- The Washington Times - Tuesday, December 6, 2011


A review of the best and worst performances by the Washington Redskins‘ offense and some observations after rewatching the TV broadcast of their 34-19 loss to the New York Jets.


TE FRED DAVIS: How ironic that Davis and LT Trent Williams finish their suspension-shortened seasons on this list. Sunday’s game was a reminder of how invaluable they are to the Redskins‘ offense, and their absence over the final four games will provide more painful evidence.

The Redskins planned to target Davis because that was their best matchup. In contrast, their receivers didn’t match up very well against Jets CBs Darrelle Revis and Antonio Cromartie. WR Jabar Gaffney, for example, did not catch a pass.

If this was Davis’ last game as a Redskin, he went out strong by contributing to the passing game and the running game. The athleticism that makes him a dynamic pass-catcher truly stood out. His best play was a 12-yard reception on third-and-6 with the game tied, 13-13, early in the fourth quarter. New York blitzed seven defenders, leaving Davis isolated on the left against S Brodney Pool. QB Rex Grossman‘s throw was high — perhaps intentionally because Davis has two inches on Pool — and Davis jumped and caught it. His arms are strong enough to catch passes away from his body even with defenders draped on him.

On Davis’ 30-yard reception in the second-quarter, he separated from CB Donald Strickland with a crisp ‘in’ cut and broke Strickland’s tackle to gain an additional 21 yards. He benefited from a blown coverage on his 42-yarder on the first series. Cromartie and S Eric Smith both ran with WR Santana Moss deep down the left seam, leaving the sideline wide open for Grossman to find Davis.

Davis was OK — and somewhat consistent, actually — on the edge in the running game. He sometimes struggles with big, powerful ends but he held his ground against the Jets‘ smaller outside linebackers. He ran into the secondary to block S Jim Leonhard on RB Roy Helu’s 15-yard run on the Redskins‘ first play from scrimmage.

LT TRENT WILLIAMS:Williams‘ speed and athleticism helped RB Roy Helu rush for 100 yards for the second straight week. He moved as well as he has in several weeks, which was to be expected as time distanced him from his left knee sprain.

Williams blocked two defenders to help clear Helu’s path to the end zone on a 2-yard touchdown on the opening drive. He helped TE Logan Paulsen push DE Muhammad Wilkerson out to the left, then quickly redirected to the second level to blow up ILB David Harris. On Helu’s 8-yard run around the left edge in the third quarter, Williams blocked DL Kenrick Ellis before sprinting out into space and blocking Harris to the ground. That’s the athleticism that made him the fourth-overall pick last year.

Williams was sound in pass protection, too.

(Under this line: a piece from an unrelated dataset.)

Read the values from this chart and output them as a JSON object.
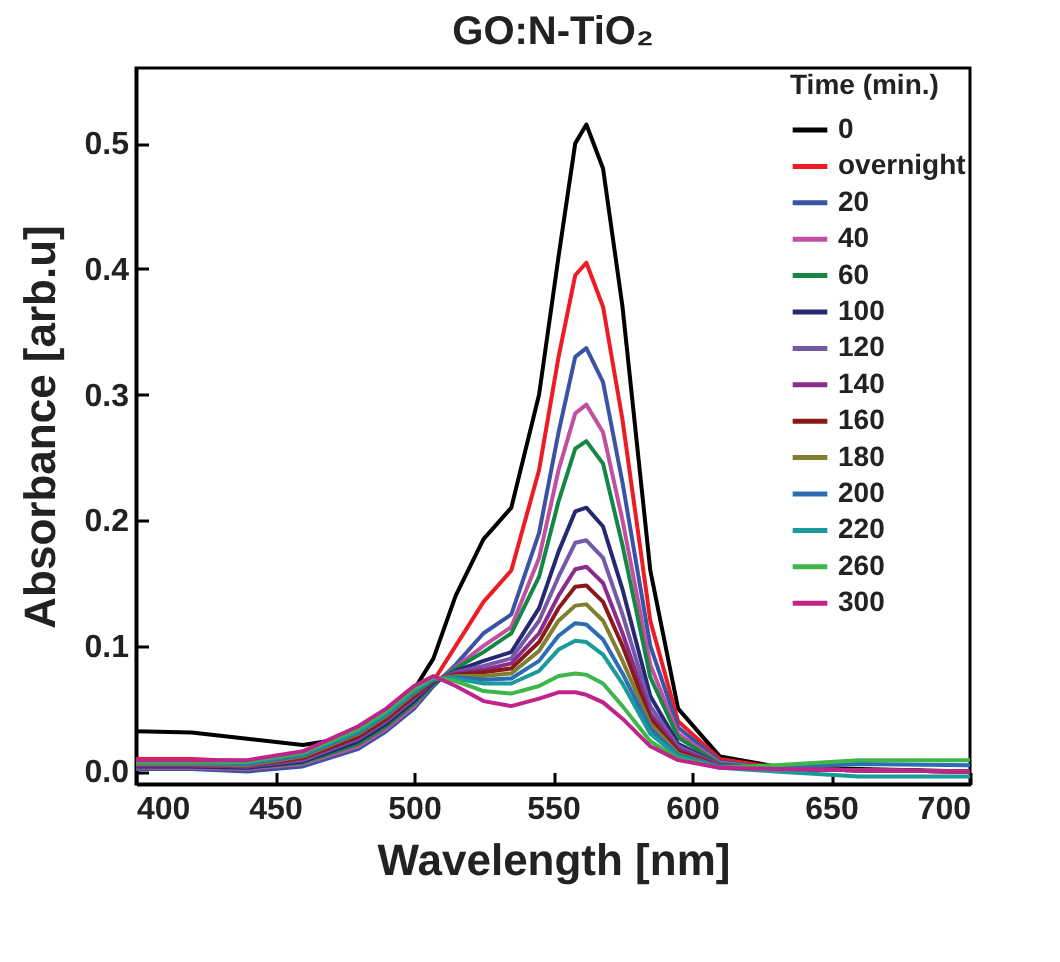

When OLB Jamaal Westerman beat him with an inside move on first-and-10 on the second play of the fourth quarter, Williams recovered to block Westerman into the ground, giving QB Rex Grossman time to check down to Helu in the left flat for 12 yards. The Redskins are going to miss him even more than Davis.

RB ROY HELU:Helu’s second-half fumble and his pass protection breakdown almost cost him a spot on this list, but those gaffes don’t negate the fact he’s a driving force on the offense right now.

The Jets‘ defense was the latest group to have trouble getting him to the ground. He rushed for 66 yards after contact on 22 rushes and had 13 yards after contact on four receptions. He maintains low pad level, he’s fast enough to elude defenders and he doesn’t hesitate to initiate the contact himself.

Helu gained 11 after running through OLB Calvin Pace’s arm tackle on a rush on the opening drive. He gained eight yards around the left edge on a third-quarter carrying after running through Pace’s arm tackle. Helu also is fast and shifty enough to make something out of nothing. He eluded several defenders to gain 8 yards on a screen on the opening drive. He spun back toward the inside behind the line of scrimmage, squared his shoulders and sharply cut upfield.

Helu’s fumble in the third quarter didn’t cost the Redskins points because New York missed a 40-yard field goal. He missed a blitz pick-up against S Donald Strickland in the second quarter, which led to an intentional grounding penalty. Strickland gave Helu a stutter step in the backfield, and Helu lunged a bit and reached, which allowed Strickland to get by to the inside.